Though I strive for increasing simplicities,
Class preps melt into muddled cyclicities.
Here in Fall 2020,
There’s effort a-plenty
In balancing Chem’s synchronicities.
This non-Twitter poem is not so much intended to elucidate any aspect of STEM education as to acknowledge this challenging autumn for faculty and students alike, here in the middle of the fall semester.
“Though I strive for increasing simplicities, /
Class preps melt into muddled cyclicities.”
I’ve spoken with a few of my colleagues about how much the 2020-21 academic year reminds us of our respective first years on the tenure track. It is a major shift to go from the research focus of postdoctoral work into full-time “class prep”: generating sets of notes with which to stay at least a day (or at least a few hours!) ahead of the class sessions that require those resources. Since real-time teaching itself– organizing lectures, grading assessments, etc.– easily constitutes the substance of a normal work week, any term a professor has a completely new course is notable for the additional work it involves.
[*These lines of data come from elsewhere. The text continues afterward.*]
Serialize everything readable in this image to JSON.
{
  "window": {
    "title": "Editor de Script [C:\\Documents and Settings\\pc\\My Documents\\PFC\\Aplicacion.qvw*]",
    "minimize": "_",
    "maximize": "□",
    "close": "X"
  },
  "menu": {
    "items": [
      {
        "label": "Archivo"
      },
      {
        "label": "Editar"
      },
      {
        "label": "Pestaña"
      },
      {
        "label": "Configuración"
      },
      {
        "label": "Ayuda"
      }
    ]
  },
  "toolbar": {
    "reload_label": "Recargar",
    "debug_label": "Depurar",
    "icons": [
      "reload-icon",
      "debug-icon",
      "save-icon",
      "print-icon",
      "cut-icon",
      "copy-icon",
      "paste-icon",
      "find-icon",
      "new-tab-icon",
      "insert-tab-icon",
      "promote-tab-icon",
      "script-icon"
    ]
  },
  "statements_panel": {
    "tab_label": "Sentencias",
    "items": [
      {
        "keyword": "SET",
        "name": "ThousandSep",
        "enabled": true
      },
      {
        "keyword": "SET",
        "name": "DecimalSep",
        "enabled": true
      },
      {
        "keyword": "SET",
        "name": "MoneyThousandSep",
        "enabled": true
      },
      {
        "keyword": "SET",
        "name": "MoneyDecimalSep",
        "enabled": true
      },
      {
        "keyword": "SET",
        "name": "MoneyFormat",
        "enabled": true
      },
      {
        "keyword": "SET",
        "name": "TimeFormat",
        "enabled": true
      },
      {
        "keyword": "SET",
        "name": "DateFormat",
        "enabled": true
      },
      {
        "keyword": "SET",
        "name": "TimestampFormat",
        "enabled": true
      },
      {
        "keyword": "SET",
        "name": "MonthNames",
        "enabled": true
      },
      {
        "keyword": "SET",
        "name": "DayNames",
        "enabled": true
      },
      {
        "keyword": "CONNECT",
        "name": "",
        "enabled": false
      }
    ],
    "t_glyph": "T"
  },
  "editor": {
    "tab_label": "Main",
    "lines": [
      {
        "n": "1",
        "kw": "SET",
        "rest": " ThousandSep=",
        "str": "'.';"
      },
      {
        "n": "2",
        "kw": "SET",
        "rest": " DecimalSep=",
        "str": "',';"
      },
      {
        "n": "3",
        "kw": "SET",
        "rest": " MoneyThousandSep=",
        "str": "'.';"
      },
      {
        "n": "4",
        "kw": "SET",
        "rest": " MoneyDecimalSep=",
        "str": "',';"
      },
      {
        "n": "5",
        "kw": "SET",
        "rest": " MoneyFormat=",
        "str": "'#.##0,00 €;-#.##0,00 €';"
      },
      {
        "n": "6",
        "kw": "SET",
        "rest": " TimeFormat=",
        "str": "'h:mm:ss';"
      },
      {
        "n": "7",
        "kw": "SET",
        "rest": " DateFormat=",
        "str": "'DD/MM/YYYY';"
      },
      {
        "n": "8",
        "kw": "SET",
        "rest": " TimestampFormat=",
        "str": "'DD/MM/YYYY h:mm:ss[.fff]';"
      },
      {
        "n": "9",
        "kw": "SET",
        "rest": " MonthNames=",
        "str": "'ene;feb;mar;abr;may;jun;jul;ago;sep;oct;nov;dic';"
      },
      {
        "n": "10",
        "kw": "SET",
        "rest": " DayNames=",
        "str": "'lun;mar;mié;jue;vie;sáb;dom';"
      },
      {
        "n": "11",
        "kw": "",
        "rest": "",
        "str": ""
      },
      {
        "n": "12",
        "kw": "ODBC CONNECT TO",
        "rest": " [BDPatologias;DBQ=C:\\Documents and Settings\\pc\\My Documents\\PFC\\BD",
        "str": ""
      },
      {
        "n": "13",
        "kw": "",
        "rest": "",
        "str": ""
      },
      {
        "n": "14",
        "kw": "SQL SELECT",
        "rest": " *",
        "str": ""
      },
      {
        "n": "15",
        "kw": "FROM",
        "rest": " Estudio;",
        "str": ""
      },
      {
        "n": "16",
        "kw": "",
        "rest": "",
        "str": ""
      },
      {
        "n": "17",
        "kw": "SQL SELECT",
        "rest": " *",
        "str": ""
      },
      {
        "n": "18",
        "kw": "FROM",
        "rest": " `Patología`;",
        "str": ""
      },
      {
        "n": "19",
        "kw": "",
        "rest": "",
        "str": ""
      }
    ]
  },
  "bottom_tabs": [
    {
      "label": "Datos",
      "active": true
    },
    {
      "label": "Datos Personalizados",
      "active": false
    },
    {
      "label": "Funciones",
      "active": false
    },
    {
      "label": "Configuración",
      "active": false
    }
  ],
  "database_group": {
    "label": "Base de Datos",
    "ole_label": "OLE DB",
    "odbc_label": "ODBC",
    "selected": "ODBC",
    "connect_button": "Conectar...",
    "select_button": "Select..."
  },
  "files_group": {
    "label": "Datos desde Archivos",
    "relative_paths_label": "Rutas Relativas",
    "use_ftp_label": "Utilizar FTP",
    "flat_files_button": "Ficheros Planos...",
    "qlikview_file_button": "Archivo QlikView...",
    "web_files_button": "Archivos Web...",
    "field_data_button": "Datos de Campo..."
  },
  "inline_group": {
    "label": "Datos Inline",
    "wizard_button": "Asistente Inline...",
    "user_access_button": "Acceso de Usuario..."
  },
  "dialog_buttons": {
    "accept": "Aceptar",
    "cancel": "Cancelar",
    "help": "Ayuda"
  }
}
The poem’s first two lines acknowledge that, although I attempted over the summer to prepare, it wasn’t fully possible. Thus, recently, time has seemed to “melt into muddled cyclicit[y],” as it did a decade ago, when I began my teaching work; it’s easy to lose track of the days, moving through this befuddling term!
“Here in Fall 2020, /
There’s effort a-plenty /
In balancing Chem’s synchronicities.”
Teaching is very rewarding, but it’s also considerably time-consuming this autumn, mainly because I’ve been learning best practices pertaining to remote classrooms. “Balancing Chem’s synchronicities” is a shorthand for those daily routines: preparing coherent lecture outlines and videos to be available asynchronously; maintaining synchronous classroom sessions, so that students and I can discuss questions on useful timescales. (I’ve been most fortunate to work with wonderful classes and colleagues; as I predicted in Week 1, the “effort a-plenty” is a shared endeavor throughout the department and across campus.)